В этом смысле то, что я избрал средством передвижения голову капитана, было равноценно удаче игрока, который, опустив монету в автомат в неком гигантском казино, сразу сорвал банк.

Больше всего меня привлекла в нем его форма. На нем был белый с золотом китель адмирала запаса. Сам я был рядовым, и мне было любопытно узнать, как выглядит мир глазами человека, носящего высокий армейский чин и стоящего высоко на общественной лестнице.

Я был заинтригован, обнаружив, что его большой мозг занят размышлениями о метеоритах. В те времена со мною частенько так случалось: я забирался в чьи-нибудь мысли в ситуации, представлявшейся мне чрезвычайно интересной, но выяснялось, что увесистый мозг этого человека занимали вещи, не имевшие ни малейшего отношения к стоящей перед ним проблеме.

То же самое – с капитаном и метеоритами. Он вполуха слушал своих инструкторов в Военно-морской академии США и окончил ее в хвосте своего класса. И даже наверняка был бы отчислен за шпаргалки на экзамене по небесной навигации – не вмешайся его родители по дипломатическим каналам. Однако одна лекция произвела на него впечатление: на тему о метеоритах. Инструктор рассказывал, что дожди крупных камней из космоса были на протяжении многих эпох обычным делом, и воздействие их оказывалось настолько ужасающим по силе, что привело, как полагают, к исчезновению многих форм жизни, включая динозавров. По его словам, у людей есть все основания ожидать в любой момент новых разрушительных камнепадов, и потому следует разработать способ отличения вражеских ракет от метеоритов.

В противном случае никем не организованная бомбардировка из космоса может послужить толчком для третьей мировой войны.

И это апокалипсическое предупреждение так идеально уложилось в микросхему его мозга – еще до того, как отца его поразила хорея Хантингтона, – что с тех пор он до конца жизни и впрямь верил, что наиболее вероятной причиной истребления человечества являются метеориты.

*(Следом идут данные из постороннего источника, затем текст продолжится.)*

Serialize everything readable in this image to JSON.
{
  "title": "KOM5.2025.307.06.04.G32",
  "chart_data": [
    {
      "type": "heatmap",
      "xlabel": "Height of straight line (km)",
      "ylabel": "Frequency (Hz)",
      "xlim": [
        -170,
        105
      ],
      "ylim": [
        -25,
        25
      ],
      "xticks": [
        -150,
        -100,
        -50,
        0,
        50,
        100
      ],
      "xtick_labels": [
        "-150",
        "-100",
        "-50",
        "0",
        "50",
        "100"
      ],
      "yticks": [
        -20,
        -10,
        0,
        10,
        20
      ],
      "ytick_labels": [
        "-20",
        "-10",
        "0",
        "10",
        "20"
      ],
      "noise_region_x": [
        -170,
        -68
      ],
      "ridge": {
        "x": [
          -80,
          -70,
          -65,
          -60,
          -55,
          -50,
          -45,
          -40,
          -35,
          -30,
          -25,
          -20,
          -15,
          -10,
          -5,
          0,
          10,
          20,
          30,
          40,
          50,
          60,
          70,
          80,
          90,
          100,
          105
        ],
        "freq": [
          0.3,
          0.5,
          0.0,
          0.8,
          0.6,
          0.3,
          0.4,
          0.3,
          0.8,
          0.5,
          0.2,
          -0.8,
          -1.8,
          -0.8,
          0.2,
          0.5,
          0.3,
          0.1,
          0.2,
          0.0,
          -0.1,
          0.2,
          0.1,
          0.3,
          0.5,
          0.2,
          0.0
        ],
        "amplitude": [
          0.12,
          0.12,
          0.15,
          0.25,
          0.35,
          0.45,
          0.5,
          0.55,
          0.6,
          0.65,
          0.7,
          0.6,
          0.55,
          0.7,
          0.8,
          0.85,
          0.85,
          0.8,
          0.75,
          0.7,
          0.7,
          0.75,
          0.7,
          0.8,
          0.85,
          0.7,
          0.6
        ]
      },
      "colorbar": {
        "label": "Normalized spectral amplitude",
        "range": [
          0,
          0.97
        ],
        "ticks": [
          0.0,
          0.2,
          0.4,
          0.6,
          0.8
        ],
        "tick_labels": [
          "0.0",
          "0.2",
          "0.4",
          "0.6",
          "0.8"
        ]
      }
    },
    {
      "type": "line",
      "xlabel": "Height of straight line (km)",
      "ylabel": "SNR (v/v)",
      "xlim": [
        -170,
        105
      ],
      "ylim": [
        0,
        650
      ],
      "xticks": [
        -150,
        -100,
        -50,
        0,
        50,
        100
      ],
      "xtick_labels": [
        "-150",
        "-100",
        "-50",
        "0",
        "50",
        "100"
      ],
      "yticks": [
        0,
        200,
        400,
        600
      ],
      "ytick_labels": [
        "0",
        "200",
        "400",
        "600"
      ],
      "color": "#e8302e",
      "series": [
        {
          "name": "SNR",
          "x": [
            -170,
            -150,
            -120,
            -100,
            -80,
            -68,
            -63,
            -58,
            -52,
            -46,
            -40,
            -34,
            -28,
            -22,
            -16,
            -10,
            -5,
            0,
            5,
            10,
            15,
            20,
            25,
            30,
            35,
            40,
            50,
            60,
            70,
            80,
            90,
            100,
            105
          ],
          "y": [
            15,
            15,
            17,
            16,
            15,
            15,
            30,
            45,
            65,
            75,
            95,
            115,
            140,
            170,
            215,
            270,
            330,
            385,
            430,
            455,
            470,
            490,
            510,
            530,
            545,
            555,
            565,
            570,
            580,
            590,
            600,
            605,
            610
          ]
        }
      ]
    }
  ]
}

В его глазах для человечества это был бы гораздо более почетный, поэтичный и прекрасный способ умереть, чем третья мировая война.


Познакомившись с его большим мозгом поближе, я понял, что в его размышлениях о метеоритах при виде голодных толп и военного положения на улицах Гуаякиля была своя логика. Даже пусть и без апофеоза в виде метеоритного дождя жизнь в Гуаякиле, похоже, подходила к концу.


В некотором смысле, впрочем, человек этот уже испытал удар метеорита: после убийства матери отцом. И его ощущение жизни как бессмысленного кошмара, в котором никому невдомек и нет дела, что творится вокруг, мне было до боли знакомо.

Именно это я чувствовал во Вьетнаме, застрелив старуху – беззубую и согбенную, какой суждено было стать Мэри Хепберн к концу жизни. А застрелил я ее за то, что та уложила моих лучшего друга и злейшего врага во всем взводе – одной ручной гранатой.

Этот эпизод заставил меня пожалеть, что я живу, и позавидовать бездушным камням. В тот момент я предпочел бы быть камнем, подвластным лишь законам Природы.


Прямо из аэропорта капитан отправился на свой корабль, не заезжая в отель повидаться с братом. На протяжении всего долгого перелета из Нью-Йорка он пил шампанское, и поэтому теперь у него раскалывалась голова.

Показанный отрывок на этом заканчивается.